We now are almost to the walking the dogs part. One quick side trip to now put the prepared fish in the oven. Out the door we go. Three very happy dogs out the door. This is normally one of my favorite times to spend with my daughter, Maggie.  After the initial rush to relieve the immediate need. The dogs are pretty much ready to walk. Maggie insist on taking Trooper even though he can be quiet stubborn. Of the three he is also the oldest coming in at 14 years old. The new neighbors pull up and wave. Then look to me and say ” You have your hands full.” Um….yeah.

So we are now on our way to our favorite sidewalk to take our walks. A nice evening stroll was not in the universes plans for us tonight. We get down one block. The two little dogs are out. I believe their names are Willie and Felix. Well this quickly became a dominance thing and all three of our over sixty pound dogs are snarling and snapping. Maggie is screaming at me and at the dogs. I now have all three dogs trying to pull them back from the fence. Jasper is the first to come back then Trooper, and after some convincing and some whining…Max comes back. My back and knees are so mad now.  I love how these little fluff balls of dogs are so determined they can take on these big dogs. Such tenaciousness!  Back to trying to take our walk. But No….Jasper decides in the middle of the road….He is going to poop. Yes! This is perfect! Only my dog!

Down the way almost to the sidewalk. We have time now to discuss the little things. Like how hard moving laundry from the washer to the dryer was. All I could think of is if anyone just walked into this conversation, they would be appalled. Yes, yes my mind was very much in the gutter. Even though it was my seven year old saying: “You have to put your hand in and pull it out and its hard so you have to pull on something else and sometimes your head goes in and then you have to pull it all out and put it into the other hole and sometimes it doesn’t fit and you have to push really hard.”

Finally at long last..we are here…The boys immediately start peeing on every blade of grass and trying to stick their heads in the others pee and yes, yes even licking the blades of grass.I try really hard to ignore this part!

Then we hear sirens and the little anxious voice in the back of my head says.” You left the oven on. With food in it! Its the house burning down.” I say back, ” NO it hasn’t been long enough for that…It takes at leas thirty minutes for that. We haven’t been gone even ten minutes.” and we keep walking. I decide to tune into what Maggie is doing. Skipping merrily along in front of me with Trooper. “Mommy where are all the little bunnies? I want to see the bunnies.!”  I say,” I don’t know but its even———” I get cut off. ” What about the Turtles that are not turtles but something else. I see their holes but I don’t see them.” Ah the Gopher Tortoises. ” Well maybe they are out looking for dinner.” I decide I have had enough of a walk and that the Celebrex commercial that says a body in motion stays in motion, is really a tricky lie. My body is totally not buying this right now. So we turn around. Which is much easier said then done with three large male dogs determined to sniff everything and possibly pee some more on it.

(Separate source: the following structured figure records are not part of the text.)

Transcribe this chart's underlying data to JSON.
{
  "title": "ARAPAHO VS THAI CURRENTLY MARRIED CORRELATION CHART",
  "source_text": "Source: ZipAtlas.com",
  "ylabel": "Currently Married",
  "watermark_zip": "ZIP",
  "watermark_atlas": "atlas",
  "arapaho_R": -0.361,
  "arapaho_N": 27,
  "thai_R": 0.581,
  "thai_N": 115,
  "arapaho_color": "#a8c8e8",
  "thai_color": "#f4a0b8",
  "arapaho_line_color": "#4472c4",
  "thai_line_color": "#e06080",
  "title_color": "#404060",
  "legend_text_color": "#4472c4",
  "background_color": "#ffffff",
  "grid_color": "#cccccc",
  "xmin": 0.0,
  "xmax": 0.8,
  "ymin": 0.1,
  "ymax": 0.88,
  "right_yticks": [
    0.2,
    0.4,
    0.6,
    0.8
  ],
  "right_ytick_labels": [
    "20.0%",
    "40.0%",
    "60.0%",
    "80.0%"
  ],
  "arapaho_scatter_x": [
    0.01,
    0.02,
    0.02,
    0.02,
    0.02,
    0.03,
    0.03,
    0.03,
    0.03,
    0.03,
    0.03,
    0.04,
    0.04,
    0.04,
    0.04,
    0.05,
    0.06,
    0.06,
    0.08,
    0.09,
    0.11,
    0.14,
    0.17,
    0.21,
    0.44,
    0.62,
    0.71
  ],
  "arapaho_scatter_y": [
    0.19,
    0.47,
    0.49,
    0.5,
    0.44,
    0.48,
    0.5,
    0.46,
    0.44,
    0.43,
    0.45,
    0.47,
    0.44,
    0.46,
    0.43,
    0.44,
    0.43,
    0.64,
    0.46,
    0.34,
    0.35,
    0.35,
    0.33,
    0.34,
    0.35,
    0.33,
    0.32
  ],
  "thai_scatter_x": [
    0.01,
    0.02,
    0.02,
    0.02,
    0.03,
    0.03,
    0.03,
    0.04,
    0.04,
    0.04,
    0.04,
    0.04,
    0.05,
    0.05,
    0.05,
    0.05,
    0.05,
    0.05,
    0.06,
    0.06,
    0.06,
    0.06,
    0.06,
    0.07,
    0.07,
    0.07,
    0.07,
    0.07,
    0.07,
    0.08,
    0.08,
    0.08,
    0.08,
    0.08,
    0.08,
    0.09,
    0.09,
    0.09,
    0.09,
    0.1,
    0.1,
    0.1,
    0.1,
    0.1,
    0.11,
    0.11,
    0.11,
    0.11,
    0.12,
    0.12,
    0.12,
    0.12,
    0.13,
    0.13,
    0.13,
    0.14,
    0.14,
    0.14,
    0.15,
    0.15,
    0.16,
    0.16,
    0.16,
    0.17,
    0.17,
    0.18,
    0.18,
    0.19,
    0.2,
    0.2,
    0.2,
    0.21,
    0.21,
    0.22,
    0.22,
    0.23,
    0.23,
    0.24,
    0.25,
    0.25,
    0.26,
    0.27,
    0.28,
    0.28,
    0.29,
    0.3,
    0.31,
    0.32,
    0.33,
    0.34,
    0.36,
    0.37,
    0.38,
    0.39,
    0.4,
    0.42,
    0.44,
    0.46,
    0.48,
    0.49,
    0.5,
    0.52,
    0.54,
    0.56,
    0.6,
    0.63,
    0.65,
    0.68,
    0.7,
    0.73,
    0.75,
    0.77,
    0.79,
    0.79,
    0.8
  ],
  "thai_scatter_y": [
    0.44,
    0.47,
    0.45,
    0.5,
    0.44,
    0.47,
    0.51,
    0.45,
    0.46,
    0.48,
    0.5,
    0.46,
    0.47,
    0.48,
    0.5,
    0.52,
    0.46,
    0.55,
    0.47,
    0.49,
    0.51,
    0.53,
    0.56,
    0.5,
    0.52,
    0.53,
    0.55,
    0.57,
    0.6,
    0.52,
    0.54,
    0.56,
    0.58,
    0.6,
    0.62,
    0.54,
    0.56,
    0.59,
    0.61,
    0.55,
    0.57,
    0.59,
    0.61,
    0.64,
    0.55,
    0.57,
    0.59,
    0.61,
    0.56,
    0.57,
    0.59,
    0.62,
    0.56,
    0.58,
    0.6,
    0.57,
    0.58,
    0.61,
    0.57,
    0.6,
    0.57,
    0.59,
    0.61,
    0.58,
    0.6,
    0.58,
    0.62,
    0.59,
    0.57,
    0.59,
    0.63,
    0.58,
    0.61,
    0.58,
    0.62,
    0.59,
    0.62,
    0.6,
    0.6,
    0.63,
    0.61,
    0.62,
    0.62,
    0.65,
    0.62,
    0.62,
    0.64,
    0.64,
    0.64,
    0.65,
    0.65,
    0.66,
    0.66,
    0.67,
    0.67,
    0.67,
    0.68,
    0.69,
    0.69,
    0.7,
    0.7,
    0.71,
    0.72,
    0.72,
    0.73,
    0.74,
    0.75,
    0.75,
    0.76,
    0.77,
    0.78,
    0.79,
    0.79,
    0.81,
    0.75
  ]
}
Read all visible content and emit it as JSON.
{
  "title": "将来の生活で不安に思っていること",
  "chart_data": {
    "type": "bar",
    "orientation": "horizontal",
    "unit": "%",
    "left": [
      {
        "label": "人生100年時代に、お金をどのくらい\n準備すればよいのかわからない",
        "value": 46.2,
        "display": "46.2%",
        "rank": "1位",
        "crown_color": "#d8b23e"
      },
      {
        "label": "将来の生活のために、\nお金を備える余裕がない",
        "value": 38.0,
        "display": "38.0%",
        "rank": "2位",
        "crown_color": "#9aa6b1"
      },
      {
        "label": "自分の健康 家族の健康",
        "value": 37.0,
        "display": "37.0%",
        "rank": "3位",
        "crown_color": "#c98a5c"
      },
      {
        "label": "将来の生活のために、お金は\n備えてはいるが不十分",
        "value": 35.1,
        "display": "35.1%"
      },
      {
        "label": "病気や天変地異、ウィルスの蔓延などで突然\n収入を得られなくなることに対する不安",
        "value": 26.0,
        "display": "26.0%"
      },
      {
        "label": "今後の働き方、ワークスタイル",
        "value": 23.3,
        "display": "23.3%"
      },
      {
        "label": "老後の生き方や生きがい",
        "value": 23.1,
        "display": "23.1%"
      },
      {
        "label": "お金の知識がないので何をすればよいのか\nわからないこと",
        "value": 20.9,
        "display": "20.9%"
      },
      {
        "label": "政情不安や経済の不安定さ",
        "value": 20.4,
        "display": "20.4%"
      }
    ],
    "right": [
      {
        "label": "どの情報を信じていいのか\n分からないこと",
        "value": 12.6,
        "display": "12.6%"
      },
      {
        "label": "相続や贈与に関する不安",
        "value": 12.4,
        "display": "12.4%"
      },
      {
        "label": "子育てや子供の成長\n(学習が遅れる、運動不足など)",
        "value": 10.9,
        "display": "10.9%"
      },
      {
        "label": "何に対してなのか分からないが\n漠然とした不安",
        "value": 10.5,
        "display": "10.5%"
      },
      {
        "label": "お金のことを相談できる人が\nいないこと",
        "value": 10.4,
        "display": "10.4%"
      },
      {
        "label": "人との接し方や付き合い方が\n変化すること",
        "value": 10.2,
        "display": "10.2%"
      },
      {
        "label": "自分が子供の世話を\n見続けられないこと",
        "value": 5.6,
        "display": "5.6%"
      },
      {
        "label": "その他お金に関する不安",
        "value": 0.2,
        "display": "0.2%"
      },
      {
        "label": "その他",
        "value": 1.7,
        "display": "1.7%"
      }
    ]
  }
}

We turn around and head back. This part was quite enjoyable. We managed to avoid any other dog encounters. Our conversations were mostly mudane, like why didn’t Max poop on the walk? Because Jasper pooped in the road and Trooper pooped in the ditch off the sidewalk, He should poop shouldn’t he mommy.  “He probably should.”

We are home. I kinda limp up the three measly stairs and my first thought is check the fish! Its burning! You destroyed another dinner! But no it was fine….perfect actually.

And this is how the little things such as walking the dogs become this huge task when you have a kid and a body that is falling apart years before it should.